SPOKANE, Wash. — If you and your family always have to ask each other, “What do you want for dinner,” at the end of the day, scientists have found there is a biological explanation for your indecisiveness.
Professors at the California Institute of Technology decided to look into why it’s often difficult for people to make up their minds. They found you may be suffering from “choice overload.”
But that phenomenon isn’t new – researchers began studying the effects of choice overload about 20 years ago in a grocery store. They found that shoppers were more likely to stop at a table to try the samples if it had a few dozen different types jam on display.
However, customers were ten times more likely to take a jar home if there were less than six options on the table. While it does not seem like a big deal in that scenario, choice overload can have significant consequences.
For example, the Swedish government found that its citizens were less likely to invest their money in retirement when they were given too many options for saving money. The lesson there is, options only give you the upper hand if you can make a decision.
C.I.T. published the results of their study in the Nature Human Behavior Journal. In it, the investigators showed participants pictures of attractive landscapes with which they could choose to personalize a mug or some other item they enjoyed.

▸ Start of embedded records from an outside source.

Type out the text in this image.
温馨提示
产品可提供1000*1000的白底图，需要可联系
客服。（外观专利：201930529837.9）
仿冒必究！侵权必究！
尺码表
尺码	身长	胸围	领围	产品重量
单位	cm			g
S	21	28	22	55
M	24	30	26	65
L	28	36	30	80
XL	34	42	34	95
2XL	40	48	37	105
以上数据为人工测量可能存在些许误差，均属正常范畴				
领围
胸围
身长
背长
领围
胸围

The people had to choose from six, 12 or 24 images, all while an MRI monitored their brain. Two specific parts of the brain lit up and showed more activity when making their choices, the Anterior Cingulate Cortex, which is linked to decision-making, and in the Striatum, which is linked to assessing value.
The researchers also found that these brain areas were the most active in participants who chose from sets of 12 images, then dropped off when participants had to choose from either six or 24 pictures.
Bottom line, we get excited when we have choices that we enjoy, but they then begin to give up once too many choices become available because it just takes too much work to actually evaluate the perceived difficulty and reward of the situation. So more is not always better – in fact, the lead author of the study says the sweet spot may be between eight and 15 choices.
If you want to avoid feeling fickle and frustrated when faced with an important decision, or even prevent something as trivial as holding up the entire line while ordering at the drive-through, limit yourself to a reasonable amount of options. Consider clearing your mind with a short walk, power nap or meditation before the heavy evaluating and brain power needs to kick in.